According to the litigation, Stromme was prescribed the drug in March 2016.
“Plaintiff began taking Invokana on or about March 4, 2016. He took it consistently and as prescribed by his doctor. As a direct and/or proximate result of his ingestion of Invokana, plaintiff was hospitalized and suffered extensive, debilitating injuries, including, but not limited to, Fournier’s gangrene,” the suit stated.
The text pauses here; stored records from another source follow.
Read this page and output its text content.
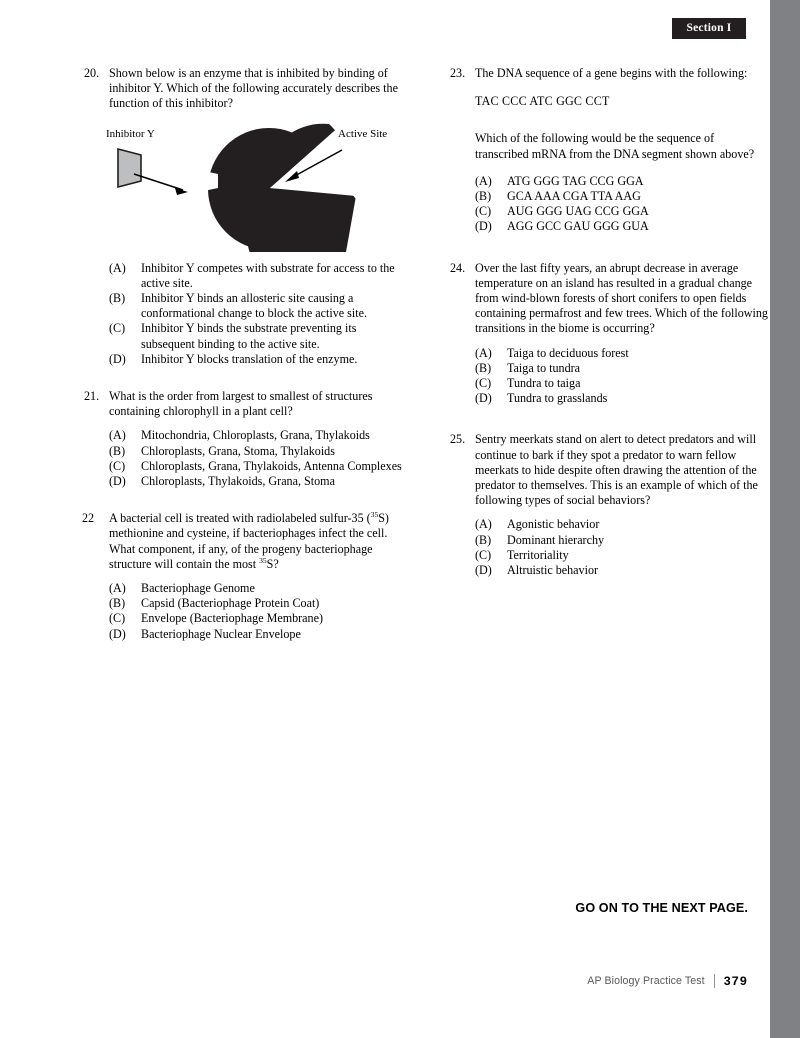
Section I
20. Shown below is an enzyme that is inhibited by binding of inhibitor Y. Which of the following accurately describes the function of this inhibitor?
Inhibitor Y	Active Site
(A)	Inhibitor Y competes with substrate for access to the active site.
(B)	Inhibitor Y binds an allosteric site causing a conformational change to block the active site.
(C)	Inhibitor Y binds the substrate preventing its subsequent binding to the active site.
(D)	Inhibitor Y blocks translation of the enzyme.
21. What is the order from largest to smallest of structures containing chlorophyll in a plant cell?
(A)	Mitochondria, Chloroplasts, Grana, Thylakoids
(B)	Chloroplasts, Grana, Stoma, Thylakoids
(C)	Chloroplasts, Grana, Thylakoids, Antenna Complexes
(D)	Chloroplasts, Thylakoids, Grana, Stoma
22	A bacterial cell is treated with radiolabeled sulfur-35 ($^{35}$S) methionine and cysteine, if bacteriophages infect the cell. What component, if any, of the progeny bacteriophage structure will contain the most $^{35}$S?
(A)	Bacteriophage Genome
(B)	Capsid (Bacteriophage Protein Coat)
(C)	Envelope (Bacteriophage Membrane)
(D)	Bacteriophage Nuclear Envelope
23. The DNA sequence of a gene begins with the following:
TAC CCC ATC GGC CCT
Which of the following would be the sequence of transcribed mRNA from the DNA segment shown above?
(A)	ATG GGG TAG CCG GGA
(B)	GCA AAA CGA TTA AAG
(C)	AUG GGG UAG CCG GGA
(D)	AGG GCC GAU GGG GUA
24. Over the last fifty years, an abrupt decrease in average temperature on an island has resulted in a gradual change from wind-blown forests of short conifers to open fields containing permafrost and few trees. Which of the following transitions in the biome is occurring?
(A)	Taiga to deciduous forest
(B)	Taiga to tundra
(C)	Tundra to taiga
(D)	Tundra to grasslands
25. Sentry meerkats stand on alert to detect predators and will continue to bark if they spot a predator to warn fellow meerkats to hide despite often drawing the attention of the predator to themselves. This is an example of which of the following types of social behaviors?
(A)	Agonistic behavior
(B)	Dominant hierarchy
(C)	Territoriality
(D)	Altruistic behavior
GO ON TO THE NEXT PAGE.
AP Biology Practice Test 379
“Plaintiff was admitted to the emergency room on Feb. 17, 2017. He presented with a left groin and perineal abscess. During his hospitalization, plaintiff received extensive medical care and treatment. Specifically, plaintiff underwent an incision and drainage of the abscess of the left groin and perineum, as well as excisional wound debridement involving skin, subcutaneous tissue, fat, and some of the musculature around the left groin area.”
On Aug. 29, 2018, the FDA required that a new warning about the risk of Fournier’s gangrene be added to the labeling for Invokana and other SGLT2 inhibitors, because the FDA observed that cases of Fournier’s gangrene had been reported in patients taking SGLT2 inhibitors.
“From March 2013 to May 2018, the FDA identified 12 cases of Fournier’s gangrene in patients taking an SGLT2 inhibitor such as Invokana. By comparison, only 6 cases of Fournier’s gangrene were identified by the FDA in a review of other antidiabetic drug classes over a period exceeding three decades. The FDA noted that additional cases of Fournier’s gangrene likely existed,” the suit said.
Janssen previously issued a statement from the company as to the lawsuits brought against it by users of Invokana.
“Invokana (canagliflozin) is an important medicine, used along with diet and exercise, to lower blood sugar in adults with Type 2 diabetes. With real world experience including more than 19 million prescriptions to date, we are confident in its overall safety profile, and will continue to defend against the claims raised in this litigation,” the company stated.
Prior to settlement and for counts of failure to warn (strict liability), negligence, gross negligence, breach of express warranty, breach of implied warranty, fraudulent misrepresentation, negligent misrepresentation, fraudulent concealment, fraud and unjust enrichment, the plaintiff is seeking a trial by jury along with damages, jointly and severally, in excess of $50,000, plus interest, costs, punitive damages, treble damages and such other relief this Court deems just and proper.
The plaintiff was represented by Eric H. Weitz of The Weitz Firm, in Philadelphia.
The defendants were represented by Brian T. Feeney, Gregory T. Sturges and George Jeffrey Farrell of Greenberg Traurig, also in Philadelphia.